Portraits can be the most intense form of lying, when the representation doesn’t have anything to do with the reality of the person in it. There has to be some connection of thought, feeling, or desire to get someone to look at a portrait. I think that’s why celebrity portraiture is the only form that gets much attention. Portraiture is torn between the impulse to universalize (the person represented could be you) and to particularize (the person is different from you, from anyone).

For me, blogs are like that. The ones I love are filled with personality. Some of them are lies. Some of them I identify with. Some of them are incredibly different from me. I think that this aspect of representing yourself on the Internet follows many of the same forms, and conventions, as portraiture. People oscillate between an idealized vision of themselves, and a raw version with every hair, mole, and wrinkle standing out. But always, the goal is to connect to someone else in some way. There is no standard, no generalized prescription for representation. Only different ways of authorizing it as something worthy of attention.
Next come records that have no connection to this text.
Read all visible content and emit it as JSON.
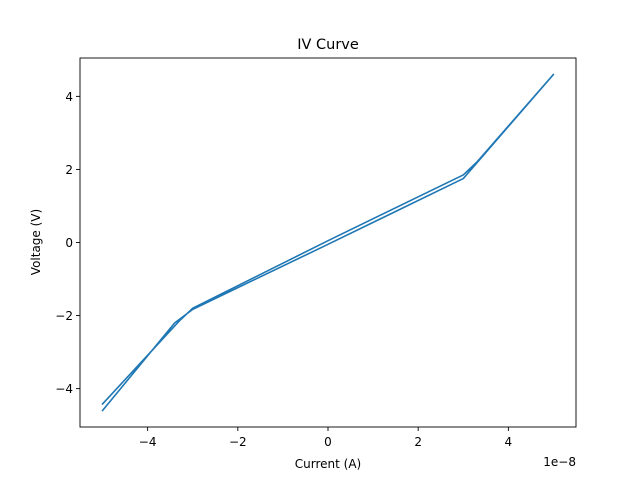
{
  "chart_data": {
    "type": "line",
    "title": "IV Curve",
    "xlabel": "Current (A)",
    "ylabel": "Voltage (V)",
    "x_offset_label": "1e−8",
    "x_scale": 1e-08,
    "xlim": [
      -5.5e-08,
      5.5e-08
    ],
    "ylim": [
      -5.05,
      5.05
    ],
    "x_ticks": [
      -4e-08,
      -2e-08,
      0,
      2e-08,
      4e-08
    ],
    "x_tick_labels": [
      "−4",
      "−2",
      "0",
      "2",
      "4"
    ],
    "y_ticks": [
      -4,
      -2,
      0,
      2,
      4
    ],
    "y_tick_labels": [
      "−4",
      "−2",
      "0",
      "2",
      "4"
    ],
    "grid": false,
    "legend": false,
    "colors": {
      "line": "#1f77b4",
      "axes": "#000000",
      "background": "#ffffff"
    },
    "series": [
      {
        "x": [
          -5e-08,
          -3.4e-08,
          -3e-08,
          0,
          3e-08,
          5e-08,
          3.3e-08,
          3e-08,
          0,
          -3e-08,
          -3.3e-08,
          -5e-08
        ],
        "y": [
          -4.6,
          -2.2,
          -1.83,
          -0.05,
          1.75,
          4.6,
          2.2,
          1.85,
          0.05,
          -1.8,
          -2.15,
          -4.42
        ]
      }
    ]
  }
}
Sometimes, this seems like a dusty album that belongs at the back of a drawer somewhere— moments of thought and feeling that pass as soon as they are uttered. I’m never the same from one day to the next, yet parts of me do seem constant and unchanging. Sometimes, it seems more like a giant atlas of places I’ve been, useful for research, useful because it contains a frozen moment of a fleeting congruence. I look up things that I haven’t thought about in a while sometimes and look at them and make fun of myself for being so stupid and ill-informed.

When I pulled out the Aperture special issue on David Wojnarowicz a couple of days ago, I remember how much it blew me away when I first saw it. It still does. I admire him as an artist not because he is the same as I am, but because he is so profoundly different. Sometimes, difference is good. I wish I had written about it then. I’m curious what I might have said. But the last few years are hanging around here, for praise or damnation, for anyone to see. It doesn’t bother me, really. When I started doing this it was with the feeling that I still have— that there is nothing, besides life-itself, left for me to lose. Now that’s a scary— and big— thought.

Recognition contains within it two amazing roots— re, which means to do something again, or to look deeper— and cognition— to think about it.

1 thought on “Big”

  1. Fascinating connection between weblogs and portraiture! I think you’ve hit the nail on the head (as it were) for me: when I was making pictures I was most interested in portraiture too. And you’re right, it’s very hard to get a non-photography audience interested in pictures of people they don’t know or don’t find (very) attractive.
    The biggest difference would be that most ~ not all, of course ~ blogs are self-portraits. Photographic portraits are indirectly self-portraits (the way anything authored is), but actual self-portraiture is a very small sub-domain of photographic portraiture.